Lately I have been reading a lot of stories about weight loss journeys. Not just the “I lost a lot of weight” stories, but the “when did the ‘incorrect eating’ start” stories.
I guess I have always been intrigued by women who can buy a box of candy and not eat the whole thing, like actually eat one piece a day. I mean the type of women who enjoy their one piece of candy and go about their day not thinking about that box of candy obsessively until ultimately giving in and eating the entire said box of candy.
It is also intriguing to me when this unhealthy relationship with food begins with women. Some never develop one, for others it seems to always have been there, and then many can pin point a certain event or time period when it started (many in the tween to teenage years).
I have not done any scientific studies on when an unhealthy food relationship starts, I am simply going off of stories I have read that women have shared, my own story and, yes, the many I have heard from my real life friends.
So, with all that said, I have really been thinking lately about when I started to think about food in terms of: food will make me fit and feel good, or fat and feel bad. On the real, that’s how I think — food is my fuel, but also, in the back of my mind, I know it will/can also make me fat.
The answer, for me at least, is I do not know exactly. I do know I spent my early childhood in Alabama and I never once remember thinking I was overweight or chunky. But, alas, looking back at some pictures I can now say that was the case at times. I really feel lucky that at the time I did not know this, this was not the focus of my growing up.
I have to give credit my mom with this non-weight obsessed early life I had. I credit her with building up my self-esteem and not ever making me feel less than amazing. She did this in the so non-traditional southern mom way.
She told me I was pretty, and showed me how to curl my hair, and taught me that one coat of mascara was never enough. She bought me pearls and heels and dresses and taught me to always wear a good bra.
But she also taught me how to throw a softball (I had the injury upside my head as proof of that). She taught me to play Spades and spoons and 21 and how to excel in Scattegories. She always had books in the house to read. She showed me how to throw my hip into people while playing basketball. She showed me how to be quick witted but also how saying nothing at all is just as powerful.
I was not only allowed, but encouraged to pursue my interest in science, while also acquiring all the Barbies I possibly could. Even today her compassion and willingness to do for those she loves is something I admire and strive to have. She has taught me the grace of forgiveness while also having the strength to move on from toxic relationships. All these things and more as a girl growing up made me so sure of myself. I did not realize weight or even my weight was supposed to be an issue.

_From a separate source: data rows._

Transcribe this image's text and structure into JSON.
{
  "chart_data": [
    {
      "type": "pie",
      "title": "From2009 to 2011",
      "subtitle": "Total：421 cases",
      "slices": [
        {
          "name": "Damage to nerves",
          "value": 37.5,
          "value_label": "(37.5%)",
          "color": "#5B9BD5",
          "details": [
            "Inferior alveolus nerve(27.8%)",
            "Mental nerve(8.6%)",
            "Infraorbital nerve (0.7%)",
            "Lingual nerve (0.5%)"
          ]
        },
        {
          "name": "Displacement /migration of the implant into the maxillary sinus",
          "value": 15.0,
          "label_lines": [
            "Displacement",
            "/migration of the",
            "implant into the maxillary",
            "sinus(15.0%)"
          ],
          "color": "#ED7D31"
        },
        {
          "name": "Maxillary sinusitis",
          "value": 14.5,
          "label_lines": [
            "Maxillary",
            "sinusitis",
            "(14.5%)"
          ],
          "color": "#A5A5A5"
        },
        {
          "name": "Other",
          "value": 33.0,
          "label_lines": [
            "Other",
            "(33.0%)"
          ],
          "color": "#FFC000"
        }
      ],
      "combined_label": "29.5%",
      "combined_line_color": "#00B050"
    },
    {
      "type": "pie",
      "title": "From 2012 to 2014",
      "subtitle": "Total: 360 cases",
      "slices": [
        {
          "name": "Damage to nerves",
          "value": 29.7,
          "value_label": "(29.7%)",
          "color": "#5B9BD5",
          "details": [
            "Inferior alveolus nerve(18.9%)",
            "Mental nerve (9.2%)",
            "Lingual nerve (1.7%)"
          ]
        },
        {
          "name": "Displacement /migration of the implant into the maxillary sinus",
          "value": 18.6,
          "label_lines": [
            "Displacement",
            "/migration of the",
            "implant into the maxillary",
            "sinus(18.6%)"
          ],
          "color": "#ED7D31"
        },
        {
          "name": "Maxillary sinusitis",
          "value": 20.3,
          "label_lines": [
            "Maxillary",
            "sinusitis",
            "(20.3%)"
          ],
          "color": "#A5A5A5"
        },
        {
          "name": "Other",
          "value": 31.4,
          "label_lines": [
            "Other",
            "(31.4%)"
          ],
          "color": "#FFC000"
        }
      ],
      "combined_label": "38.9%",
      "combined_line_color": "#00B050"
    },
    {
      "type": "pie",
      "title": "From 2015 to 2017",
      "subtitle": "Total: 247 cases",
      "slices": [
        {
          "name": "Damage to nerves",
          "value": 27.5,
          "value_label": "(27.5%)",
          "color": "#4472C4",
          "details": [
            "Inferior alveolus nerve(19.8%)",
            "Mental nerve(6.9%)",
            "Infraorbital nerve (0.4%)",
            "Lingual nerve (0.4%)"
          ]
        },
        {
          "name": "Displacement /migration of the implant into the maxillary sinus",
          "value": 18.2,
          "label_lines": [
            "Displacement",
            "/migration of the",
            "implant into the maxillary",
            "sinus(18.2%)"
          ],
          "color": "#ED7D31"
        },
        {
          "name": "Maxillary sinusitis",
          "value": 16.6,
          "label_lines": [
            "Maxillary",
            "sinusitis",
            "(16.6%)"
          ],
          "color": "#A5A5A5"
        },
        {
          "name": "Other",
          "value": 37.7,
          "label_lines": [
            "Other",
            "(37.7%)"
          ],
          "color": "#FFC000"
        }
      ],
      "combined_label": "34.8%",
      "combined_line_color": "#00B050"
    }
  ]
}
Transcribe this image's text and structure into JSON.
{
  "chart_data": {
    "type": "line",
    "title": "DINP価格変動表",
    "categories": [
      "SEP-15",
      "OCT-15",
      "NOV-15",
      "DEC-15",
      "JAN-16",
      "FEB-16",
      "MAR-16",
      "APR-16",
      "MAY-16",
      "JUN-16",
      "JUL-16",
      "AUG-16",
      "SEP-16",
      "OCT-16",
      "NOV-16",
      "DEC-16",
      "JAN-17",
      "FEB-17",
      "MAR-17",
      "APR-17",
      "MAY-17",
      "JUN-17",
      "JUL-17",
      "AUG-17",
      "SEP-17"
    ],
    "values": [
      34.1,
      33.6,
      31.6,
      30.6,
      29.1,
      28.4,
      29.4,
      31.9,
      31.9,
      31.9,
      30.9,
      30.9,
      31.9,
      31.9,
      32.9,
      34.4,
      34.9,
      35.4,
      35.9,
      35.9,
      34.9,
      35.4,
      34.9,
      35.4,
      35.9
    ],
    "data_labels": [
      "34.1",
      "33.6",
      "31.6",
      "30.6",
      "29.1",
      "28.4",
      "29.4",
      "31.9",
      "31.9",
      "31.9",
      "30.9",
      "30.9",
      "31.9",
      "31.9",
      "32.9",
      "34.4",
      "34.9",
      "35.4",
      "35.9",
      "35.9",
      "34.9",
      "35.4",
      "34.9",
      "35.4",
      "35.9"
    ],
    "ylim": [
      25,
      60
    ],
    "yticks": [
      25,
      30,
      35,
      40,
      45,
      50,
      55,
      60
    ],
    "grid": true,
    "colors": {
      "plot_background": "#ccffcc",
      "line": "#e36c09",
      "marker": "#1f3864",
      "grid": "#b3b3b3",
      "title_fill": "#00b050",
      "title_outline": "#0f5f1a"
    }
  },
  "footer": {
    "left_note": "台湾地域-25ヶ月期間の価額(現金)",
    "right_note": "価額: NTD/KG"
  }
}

I realize now weight was not an issue in our house because it truly was not one.
I remember one time at a party in middle school the girls asking what size pants everyone wore. I literally had no idea what size mine were. I later asked my mom and her response was: the size that fits you.
That was that. Not a number or a number I should strive to be– just the size that fits you. Not until much later in my teen years did I realize those numbers in your pants were, for some reason, super important and must completely be tied to my self worth.
Whatever crazy issues I may or may not have had, or currently have with food, I can say it did not come from mom. For that I am so grateful. So, thanks mom. Thanks for always having a home where I could escape crazy girl world full of airbrushed models and fad diets and “friends” who call you fat. Thank you for allowing my childhood and teen years to not be about food and diets and pants sizes.
Someone once thought aloud to me that maybe had my mom pointed out when I was chunky, I would have learned how to control my eating, thus having a better relationship with food.
Well, who really knows? I know I had other people in family who at times made it clear to me that I could have been smaller. So I am going to guess: no, it would not have helped me. I am going to guess it would have taken away that care free confidence I had when I was younger. So, again, thanks mom.
Don’t worry mom, we can talk later about how not having that leather jacket in middle school set me up for disaster (I kid, that was not what set me up for disaster). It was the… well, we can leave that for another time.